If this sounds brutal, that’s because it was.
The Stonewall Riots were not some civilized call to action for same-sex marriage, or equal rights in the workplace; it was a reaction to institutionalized violence. Violence that has plagued the community for centuries, between our peoples being hanged, beaten, sexually assaulted, driven to suicide, and left to die. Stonewall doesn’t only equate Pride; it means fight back, smash oppression, eliminate homophobia in all its institutional and cultural manifestations.
We have now a presidential administration that puts itself in direct opposition to the LGBTQ+ community. We have reports that roll in, detailing the casualties of transgender citizens annually. We have hate groups that thrive, we have churches that unify against gay rights, we have the everyday microaggressions. We have a president who laughs at jokes about his chosen vice president wanting to hang gay people. We have only a limited number of states that prohibit discrimination against LGBTQ+ people—in adoption, in jobs, in housing—and even fewer states that ban conversion therapy. We have an entire generation of gay men wiped out by the AIDS epidemic. We have our own internalization of hatred in our community, with rampant racism, classism, and misogyny.

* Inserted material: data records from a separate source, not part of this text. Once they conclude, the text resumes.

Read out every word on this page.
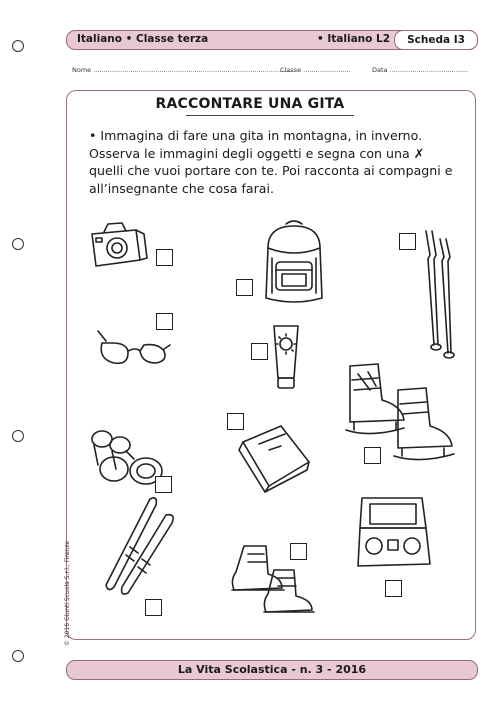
Italiano • Classe terza	• Italiano L2	Scheda I3
Nome ..................................................................................................
Classe .......................	Data ......................................
RACCONTARE UNA GITA
• Immagina di fare una gita in montagna, in inverno. Osserva le immagini degli oggetti e segna con una ✗ quelli che vuoi portare con te. Poi racconta ai compagni e all’insegnante che cosa farai.
© 2016 Giunti Scuola S.r.l., Firenze
La Vita Scolastica - n. 3 - 2016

Around the world homosexuality is outlawed, met with imprisonment, forced labor, quasi-concentration camps, and execution.

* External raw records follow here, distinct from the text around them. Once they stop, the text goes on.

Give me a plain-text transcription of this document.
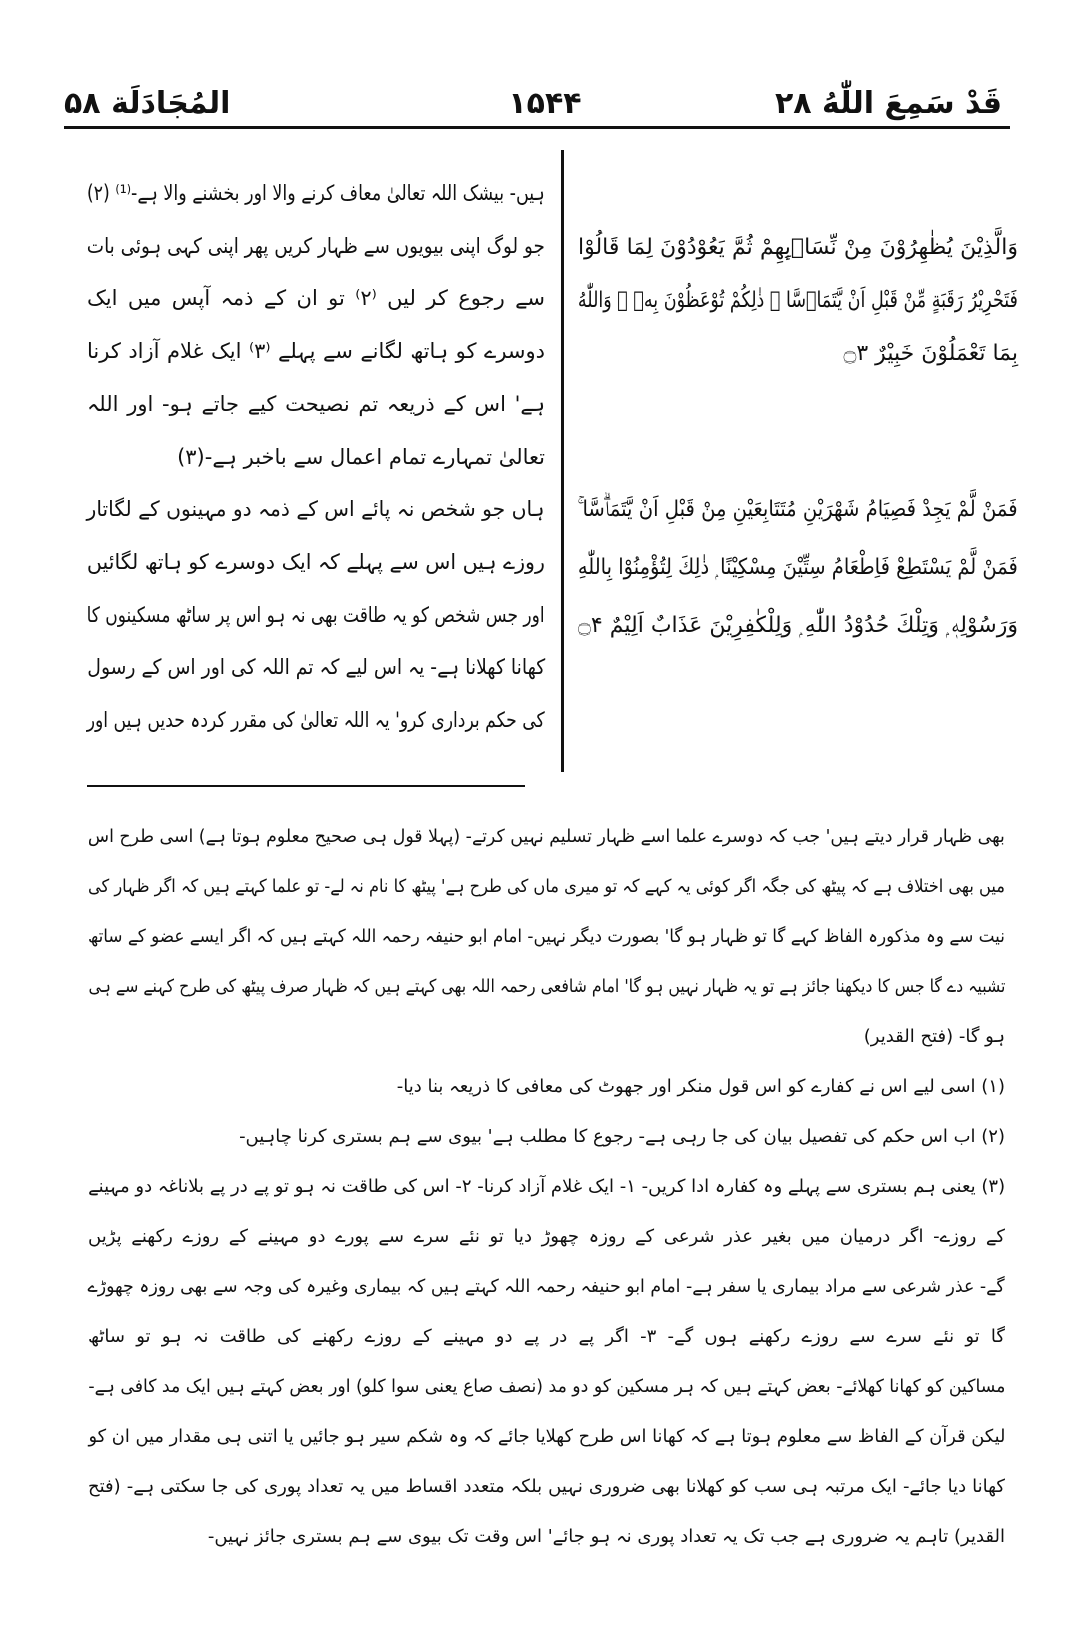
قَدْ سَمِعَ اللّٰهُ ۲۸
۱۵۴۴
المُجَادَلَة ۵۸
وَالَّذِيْنَ يُظٰهِرُوْنَ مِنْ نِّسَاۗىِٕهِمْ ثُمَّ يَعُوْدُوْنَ لِمَا قَالُوْا
فَتَحْرِيْرُ رَقَبَةٍ مِّنْ قَبْلِ اَنْ يَّتَمَاۗسَّا ۭ ذٰلِكُمْ تُوْعَظُوْنَ بِهٖ ۭ وَاللّٰهُ
بِمَا تَعْمَلُوْنَ خَبِيْرٌ ۝۳
فَمَنْ لَّمْ يَجِدْ فَصِيَامُ شَهْرَيْنِ مُتَتَابِعَيْنِ مِنْ قَبْلِ اَنْ يَّتَمَاۗسَّا ۚ
فَمَنْ لَّمْ يَسْتَطِعْ فَاِطْعَامُ سِتِّيْنَ مِسْكِيْنًا ۭ ذٰلِكَ لِتُؤْمِنُوْا بِاللّٰهِ
وَرَسُوْلِهٖ ۭ وَتِلْكَ حُدُوْدُ اللّٰهِ ۭ وَلِلْكٰفِرِيْنَ عَذَابٌ اَلِيْمٌ ۝۴
ہیں- بیشک اللہ تعالیٰ معاف کرنے والا اور بخشنے والا ہے-⁽¹⁾ (۲)
جو لوگ اپنی بیویوں سے ظہار کریں پھر اپنی کہی ہوئی بات
سے رجوع کر لیں ⁽۲⁾ تو ان کے ذمہ آپس میں ایک
دوسرے کو ہاتھ لگانے سے پہلے ⁽۳⁾ ایک غلام آزاد کرنا
ہے' اس کے ذریعہ تم نصیحت کیے جاتے ہو- اور اللہ
تعالیٰ تمہارے تمام اعمال سے باخبر ہے-(۳)
ہاں جو شخص نہ پائے اس کے ذمہ دو مہینوں کے لگاتار
روزے ہیں اس سے پہلے کہ ایک دوسرے کو ہاتھ لگائیں
اور جس شخص کو یہ طاقت بھی نہ ہو اس پر ساٹھ مسکینوں کا
کھانا کھلانا ہے- یہ اس لیے کہ تم اللہ کی اور اس کے رسول
کی حکم برداری کرو' یہ اللہ تعالیٰ کی مقرر کردہ حدیں ہیں اور
بھی ظہار قرار دیتے ہیں' جب کہ دوسرے علما اسے ظہار تسلیم نہیں کرتے- (پہلا قول ہی صحیح معلوم ہوتا ہے) اسی طرح اس
میں بھی اختلاف ہے کہ پیٹھ کی جگہ اگر کوئی یہ کہے کہ تو میری ماں کی طرح ہے' پیٹھ کا نام نہ لے- تو علما کہتے ہیں کہ اگر ظہار کی
نیت سے وہ مذکورہ الفاظ کہے گا تو ظہار ہو گا' بصورت دیگر نہیں- امام ابو حنیفہ رحمہ اللہ کہتے ہیں کہ اگر ایسے عضو کے ساتھ
تشبیہ دے گا جس کا دیکھنا جائز ہے تو یہ ظہار نہیں ہو گا' امام شافعی رحمہ اللہ بھی کہتے ہیں کہ ظہار صرف پیٹھ کی طرح کہنے سے ہی
ہو گا- (فتح القدیر)
(۱) اسی لیے اس نے کفارے کو اس قول منکر اور جھوٹ کی معافی کا ذریعہ بنا دیا-
(۲) اب اس حکم کی تفصیل بیان کی جا رہی ہے- رجوع کا مطلب ہے' بیوی سے ہم بستری کرنا چاہیں-
(۳) یعنی ہم بستری سے پہلے وہ کفارہ ادا کریں- ۱- ایک غلام آزاد کرنا- ۲- اس کی طاقت نہ ہو تو پے در پے بلاناغہ دو مہینے
کے روزے- اگر درمیان میں بغیر عذر شرعی کے روزہ چھوڑ دیا تو نئے سرے سے پورے دو مہینے کے روزے رکھنے پڑیں
گے- عذر شرعی سے مراد بیماری یا سفر ہے- امام ابو حنیفہ رحمہ اللہ کہتے ہیں کہ بیماری وغیرہ کی وجہ سے بھی روزہ چھوڑے
گا تو نئے سرے سے روزے رکھنے ہوں گے- ۳- اگر پے در پے دو مہینے کے روزے رکھنے کی طاقت نہ ہو تو ساٹھ
مساکین کو کھانا کھلائے- بعض کہتے ہیں کہ ہر مسکین کو دو مد (نصف صاع یعنی سوا کلو) اور بعض کہتے ہیں ایک مد کافی ہے-
لیکن قرآن کے الفاظ سے معلوم ہوتا ہے کہ کھانا اس طرح کھلایا جائے کہ وہ شکم سیر ہو جائیں یا اتنی ہی مقدار میں ان کو
کھانا دیا جائے- ایک مرتبہ ہی سب کو کھلانا بھی ضروری نہیں بلکہ متعدد اقساط میں یہ تعداد پوری کی جا سکتی ہے- (فتح
القدیر) تاہم یہ ضروری ہے جب تک یہ تعداد پوری نہ ہو جائے' اس وقت تک بیوی سے ہم بستری جائز نہیں-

Maybe if you’re heterosexual you view Pride as unnecessary in modern society, in a culture that’s supposedly, but not actually, post-feminist. Personally, I just can’t buy that view. Pride is supposed to be the one safe space where you can forget about the existence of the closet, where we’re shoved into for the first half of our life to suffocate, to fester, to die inside. The closet is a restricting force: You don’t know who you are, you barely live, you’re like a non-sentient being and, because of that, it seems a quarter of your life never happened. Our lives only begin once we’re out, so how are we to make up all that wasted time? All those wasted years, being too terrified of human connection, of love, of our own selves? Pride is the closest we have to mending that hole.

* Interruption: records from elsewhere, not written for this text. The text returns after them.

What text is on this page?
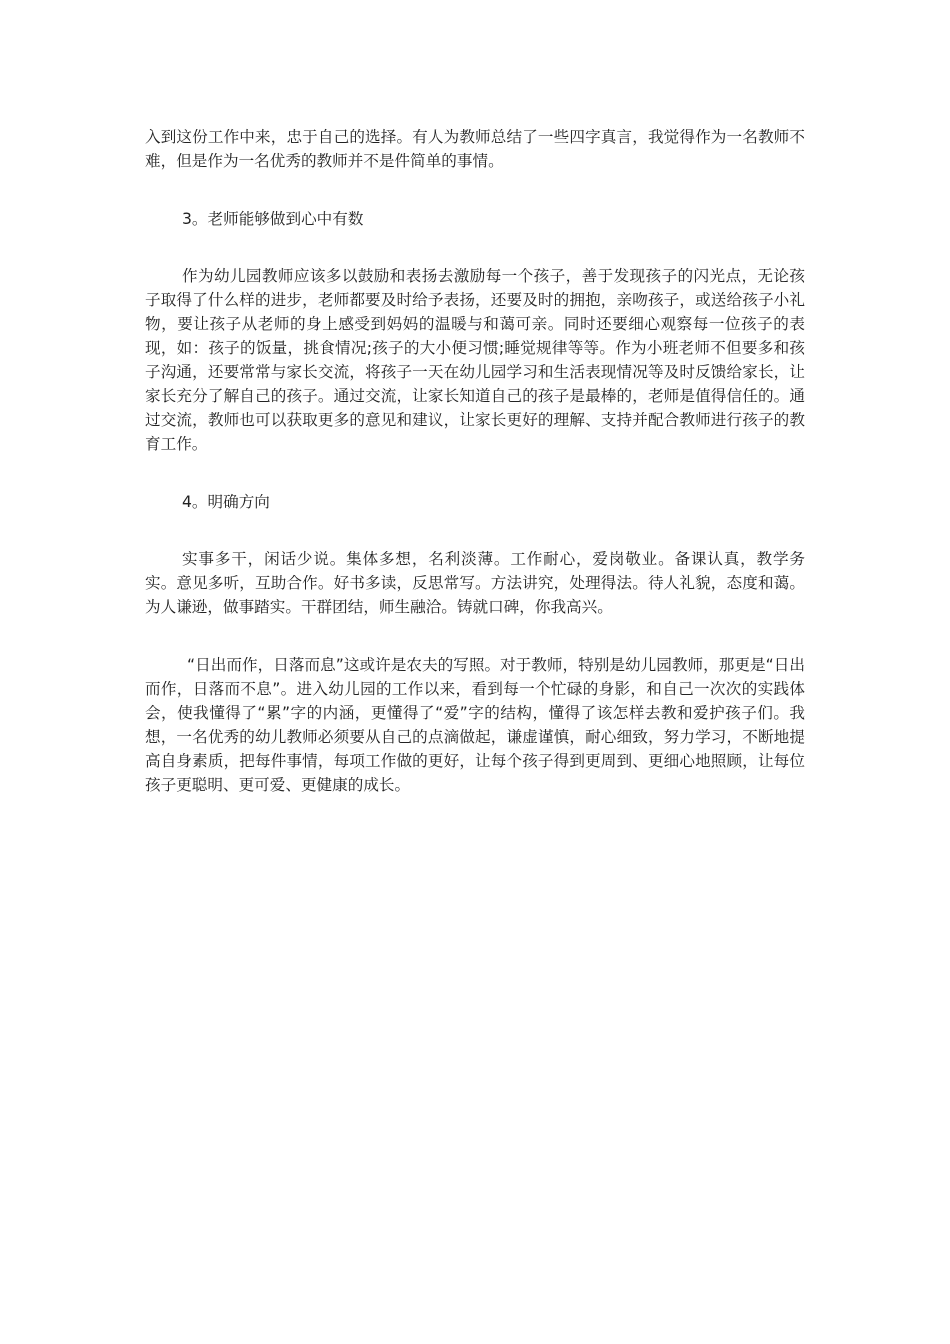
入到这份工作中来，忠于自己的选择。有人为教师总结了一些四字真言，我觉得作为一名教师不难，但是作为一名优秀的教师并不是件简单的事情。

3。老师能够做到心中有数

作为幼儿园教师应该多以鼓励和表扬去激励每一个孩子，善于发现孩子的闪光点，无论孩子取得了什么样的进步，老师都要及时给予表扬，还要及时的拥抱，亲吻孩子，或送给孩子小礼物，要让孩子从老师的身上感受到妈妈的温暖与和蔼可亲。同时还要细心观察每一位孩子的表现，如：孩子的饭量，挑食情况;孩子的大小便习惯;睡觉规律等等。作为小班老师不但要多和孩子沟通，还要常常与家长交流，将孩子一天在幼儿园学习和生活表现情况等及时反馈给家长，让家长充分了解自己的孩子。通过交流，让家长知道自己的孩子是最棒的，老师是值得信任的。通过交流，教师也可以获取更多的意见和建议，让家长更好的理解、支持并配合教师进行孩子的教育工作。

4。明确方向

实事多干，闲话少说。集体多想，名利淡薄。工作耐心，爱岗敬业。备课认真，教学务实。意见多听，互助合作。好书多读，反思常写。方法讲究，处理得法。待人礼貌，态度和蔼。为人谦逊，做事踏实。干群团结，师生融洽。铸就口碑，你我高兴。

“日出而作，日落而息”这或许是农夫的写照。对于教师，特别是幼儿园教师，那更是“日出而作，日落而不息”。进入幼儿园的工作以来，看到每一个忙碌的身影，和自己一次次的实践体会，使我懂得了“累”字的内涵，更懂得了“爱”字的结构，懂得了该怎样去教和爱护孩子们。我想，一名优秀的幼儿教师必须要从自己的点滴做起，谦虚谨慎，耐心细致，努力学习，不断地提高自身素质，把每件事情，每项工作做的更好，让每个孩子得到更周到、更细心地照顾，让每位孩子更聪明、更可爱、更健康的成长。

I, like almost every LGBTQ+ person, am still so traumatized by the closet, in a way I don’t believe I can ever overcome. Author Paul Monette, who won the National Book Award for his memoir Becoming a Man, put it best: “Sometimes my head filled with a scream that went on for hours but was silenced by the walls of the closet.” Imagine that. Every day as claustrophobia.
Because of that, I don’t think Pride will ever be unwarranted until the closet is no more. Until there is no such thing as coming out. Until we quit worrying about biological sex and gender expression. Until we understand that gayness isn’t just about whom you love, or whom you marry, but a lived experience as a marginalized identity. That, in the end, is why I believe Pride will always be necessary.